Двупланный принцип построения романа как бы «моделирует» принципы американского жизнеустройства. У американской цивилизации также есть подтекст. Ее оборотной стороной являются отношения многоликого и разнородного рабства, и взор Гека (тоже иногда как бы двоящийся) проникает в эту скрытую суть. Его суждения по частным вопросам нередко поражают своей нелепостью, но, вместе взятые, они, как правило, создают необычайно целостное представление о существенных сторонах жизни. Эта «синтезирующая» тенденция, характерная для людей интуитивного склада, проявляется уже в оценке режима, установленного в доме усыновившей его вдовы Дуглас. Соображения Гека относительно бытовых навыков цивилизованного человека, гигиены и кулинарии, фасонов одежды и аксессуаров жизненного комфорта, взятые в отдельности, вызывают улыбку, но вместе создают весьма выразительный образ, далеко выходящий за пределы одного частного явления. Распорядок жизни респектабельного буржуазного дома в восприятии Гека приобретает черты сходства с церковным и тюремным режимом одновременно. Разрастаясь до масштабов своеобразного символа, он становится олицетворением американской цивилизации, жизненные отношения которой складываются под знаком физического и духовного рабства.

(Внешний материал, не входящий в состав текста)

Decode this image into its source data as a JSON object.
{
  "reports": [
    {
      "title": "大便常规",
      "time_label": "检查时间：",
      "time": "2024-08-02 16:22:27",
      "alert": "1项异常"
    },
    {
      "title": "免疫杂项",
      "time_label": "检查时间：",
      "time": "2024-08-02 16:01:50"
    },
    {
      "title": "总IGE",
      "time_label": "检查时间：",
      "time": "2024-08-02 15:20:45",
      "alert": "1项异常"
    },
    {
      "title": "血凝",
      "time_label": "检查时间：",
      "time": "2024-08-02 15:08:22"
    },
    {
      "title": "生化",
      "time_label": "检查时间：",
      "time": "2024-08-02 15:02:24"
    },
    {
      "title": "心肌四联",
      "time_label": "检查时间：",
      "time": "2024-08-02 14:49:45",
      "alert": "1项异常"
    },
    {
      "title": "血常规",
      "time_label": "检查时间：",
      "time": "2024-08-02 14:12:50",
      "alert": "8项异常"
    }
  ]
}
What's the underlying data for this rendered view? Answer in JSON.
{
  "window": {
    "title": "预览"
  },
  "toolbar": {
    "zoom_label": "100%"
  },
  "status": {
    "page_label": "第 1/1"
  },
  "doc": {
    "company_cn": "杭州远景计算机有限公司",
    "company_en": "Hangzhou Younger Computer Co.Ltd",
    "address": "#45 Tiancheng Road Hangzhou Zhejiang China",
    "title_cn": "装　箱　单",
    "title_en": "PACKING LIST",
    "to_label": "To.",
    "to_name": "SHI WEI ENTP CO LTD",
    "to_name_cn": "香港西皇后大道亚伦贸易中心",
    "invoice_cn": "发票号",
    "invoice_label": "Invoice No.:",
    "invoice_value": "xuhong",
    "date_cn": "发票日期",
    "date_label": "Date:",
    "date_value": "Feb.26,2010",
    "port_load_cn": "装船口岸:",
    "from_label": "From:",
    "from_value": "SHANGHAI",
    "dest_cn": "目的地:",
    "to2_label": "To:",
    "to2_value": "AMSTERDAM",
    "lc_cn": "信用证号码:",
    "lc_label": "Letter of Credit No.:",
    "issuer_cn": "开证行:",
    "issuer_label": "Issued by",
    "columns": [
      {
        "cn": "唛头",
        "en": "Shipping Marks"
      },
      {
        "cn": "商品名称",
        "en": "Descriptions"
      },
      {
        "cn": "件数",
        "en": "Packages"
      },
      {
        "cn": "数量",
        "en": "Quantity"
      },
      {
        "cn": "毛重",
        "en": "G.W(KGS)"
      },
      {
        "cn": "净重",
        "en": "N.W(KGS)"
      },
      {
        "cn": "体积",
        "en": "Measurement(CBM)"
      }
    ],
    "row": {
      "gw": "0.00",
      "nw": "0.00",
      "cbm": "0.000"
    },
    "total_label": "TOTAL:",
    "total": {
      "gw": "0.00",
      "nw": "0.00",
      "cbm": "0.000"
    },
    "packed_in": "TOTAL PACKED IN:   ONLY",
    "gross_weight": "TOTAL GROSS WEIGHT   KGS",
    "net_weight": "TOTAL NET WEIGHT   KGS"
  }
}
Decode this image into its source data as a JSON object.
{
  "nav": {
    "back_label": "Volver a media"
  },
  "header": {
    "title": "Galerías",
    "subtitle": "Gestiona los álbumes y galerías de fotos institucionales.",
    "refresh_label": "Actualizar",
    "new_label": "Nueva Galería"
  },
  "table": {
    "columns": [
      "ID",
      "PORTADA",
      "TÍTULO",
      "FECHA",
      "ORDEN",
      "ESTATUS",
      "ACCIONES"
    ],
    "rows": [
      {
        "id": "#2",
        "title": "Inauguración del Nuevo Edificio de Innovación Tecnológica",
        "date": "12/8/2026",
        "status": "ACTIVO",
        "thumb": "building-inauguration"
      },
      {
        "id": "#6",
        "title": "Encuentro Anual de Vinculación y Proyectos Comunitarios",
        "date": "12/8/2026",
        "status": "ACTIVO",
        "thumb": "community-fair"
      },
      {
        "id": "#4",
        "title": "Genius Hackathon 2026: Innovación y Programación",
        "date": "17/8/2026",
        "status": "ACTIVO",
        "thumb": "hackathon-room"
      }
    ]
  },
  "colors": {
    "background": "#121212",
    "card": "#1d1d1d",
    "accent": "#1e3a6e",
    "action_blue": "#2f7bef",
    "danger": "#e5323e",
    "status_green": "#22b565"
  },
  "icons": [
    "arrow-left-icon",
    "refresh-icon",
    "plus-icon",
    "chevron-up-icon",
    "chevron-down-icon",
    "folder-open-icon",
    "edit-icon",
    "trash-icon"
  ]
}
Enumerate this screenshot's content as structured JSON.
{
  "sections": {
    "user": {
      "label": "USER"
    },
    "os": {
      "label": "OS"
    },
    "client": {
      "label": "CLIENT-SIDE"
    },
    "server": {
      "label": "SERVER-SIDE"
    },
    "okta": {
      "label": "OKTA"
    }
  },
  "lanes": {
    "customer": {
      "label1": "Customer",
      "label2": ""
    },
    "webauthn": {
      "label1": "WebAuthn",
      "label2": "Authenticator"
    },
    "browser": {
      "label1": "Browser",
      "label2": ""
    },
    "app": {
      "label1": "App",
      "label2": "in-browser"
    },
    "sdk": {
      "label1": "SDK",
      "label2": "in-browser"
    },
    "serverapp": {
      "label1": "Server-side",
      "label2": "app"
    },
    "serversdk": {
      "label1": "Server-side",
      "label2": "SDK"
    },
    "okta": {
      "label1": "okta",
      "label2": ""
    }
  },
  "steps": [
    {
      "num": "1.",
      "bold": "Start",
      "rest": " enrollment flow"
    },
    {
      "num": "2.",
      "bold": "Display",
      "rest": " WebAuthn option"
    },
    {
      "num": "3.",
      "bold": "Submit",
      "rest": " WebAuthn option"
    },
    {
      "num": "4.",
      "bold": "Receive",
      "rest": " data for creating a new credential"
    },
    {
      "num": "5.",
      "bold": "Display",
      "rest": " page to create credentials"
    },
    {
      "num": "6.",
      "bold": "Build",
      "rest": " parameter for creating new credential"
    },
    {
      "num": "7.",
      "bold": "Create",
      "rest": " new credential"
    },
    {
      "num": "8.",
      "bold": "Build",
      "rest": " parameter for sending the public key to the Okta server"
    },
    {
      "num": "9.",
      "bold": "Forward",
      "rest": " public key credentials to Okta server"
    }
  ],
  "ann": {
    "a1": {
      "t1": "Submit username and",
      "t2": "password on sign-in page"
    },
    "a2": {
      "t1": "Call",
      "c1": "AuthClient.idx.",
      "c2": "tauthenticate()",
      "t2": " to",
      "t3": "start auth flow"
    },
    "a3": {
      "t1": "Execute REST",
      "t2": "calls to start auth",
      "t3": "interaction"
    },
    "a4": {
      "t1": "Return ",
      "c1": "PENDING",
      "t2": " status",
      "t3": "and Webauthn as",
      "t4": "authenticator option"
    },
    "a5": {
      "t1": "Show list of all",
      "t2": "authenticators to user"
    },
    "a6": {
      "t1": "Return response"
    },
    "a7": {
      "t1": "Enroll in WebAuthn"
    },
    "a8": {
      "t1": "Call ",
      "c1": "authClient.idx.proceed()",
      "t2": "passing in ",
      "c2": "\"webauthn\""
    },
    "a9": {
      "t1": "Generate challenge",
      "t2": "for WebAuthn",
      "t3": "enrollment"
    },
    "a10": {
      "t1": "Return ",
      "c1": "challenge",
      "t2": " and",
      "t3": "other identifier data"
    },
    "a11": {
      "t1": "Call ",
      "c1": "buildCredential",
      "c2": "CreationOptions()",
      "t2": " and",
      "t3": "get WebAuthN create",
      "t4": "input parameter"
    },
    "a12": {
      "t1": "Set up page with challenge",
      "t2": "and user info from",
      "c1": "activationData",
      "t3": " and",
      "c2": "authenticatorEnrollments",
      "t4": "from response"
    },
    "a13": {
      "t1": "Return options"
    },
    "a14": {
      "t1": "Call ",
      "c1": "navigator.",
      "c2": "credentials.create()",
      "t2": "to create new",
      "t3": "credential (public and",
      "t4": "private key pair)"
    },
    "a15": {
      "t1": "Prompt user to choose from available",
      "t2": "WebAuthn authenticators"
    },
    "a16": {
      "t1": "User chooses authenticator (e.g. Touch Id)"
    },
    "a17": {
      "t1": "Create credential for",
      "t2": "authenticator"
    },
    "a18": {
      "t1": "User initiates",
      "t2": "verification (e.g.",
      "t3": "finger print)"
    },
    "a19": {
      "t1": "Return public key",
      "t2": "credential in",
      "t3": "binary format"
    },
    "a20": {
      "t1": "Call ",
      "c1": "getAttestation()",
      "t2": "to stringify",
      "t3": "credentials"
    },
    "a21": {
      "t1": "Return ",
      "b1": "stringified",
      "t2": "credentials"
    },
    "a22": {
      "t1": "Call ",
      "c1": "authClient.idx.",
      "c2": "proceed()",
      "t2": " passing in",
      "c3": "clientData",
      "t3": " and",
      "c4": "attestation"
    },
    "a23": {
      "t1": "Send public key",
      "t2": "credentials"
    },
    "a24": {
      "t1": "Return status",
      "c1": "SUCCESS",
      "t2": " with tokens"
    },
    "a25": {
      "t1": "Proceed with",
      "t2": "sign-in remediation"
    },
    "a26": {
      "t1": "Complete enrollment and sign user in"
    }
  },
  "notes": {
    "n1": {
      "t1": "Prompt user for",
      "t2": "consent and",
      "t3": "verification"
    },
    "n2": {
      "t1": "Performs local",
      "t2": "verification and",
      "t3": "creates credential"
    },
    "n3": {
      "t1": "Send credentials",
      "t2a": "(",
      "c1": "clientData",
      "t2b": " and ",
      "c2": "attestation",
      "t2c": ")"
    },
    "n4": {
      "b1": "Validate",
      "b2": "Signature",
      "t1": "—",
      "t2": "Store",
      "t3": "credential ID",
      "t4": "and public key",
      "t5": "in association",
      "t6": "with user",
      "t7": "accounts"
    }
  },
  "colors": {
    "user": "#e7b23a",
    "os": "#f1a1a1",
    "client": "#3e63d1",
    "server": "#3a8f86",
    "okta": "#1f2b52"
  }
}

Все необходимые атрибуты цивилизованного образа жизни: звонки, возвещающие часы обедов и ужинов, застольные молитвы, неизбежный кодекс приличий — в интерпретации Гека Финна оказываются тяжкой цепью, стесняющей человеческую свободу, а необходимость ее ношения санкционируется сухопарой мисс Уотсон — строгой блюстительницей устоев христианского благочестия.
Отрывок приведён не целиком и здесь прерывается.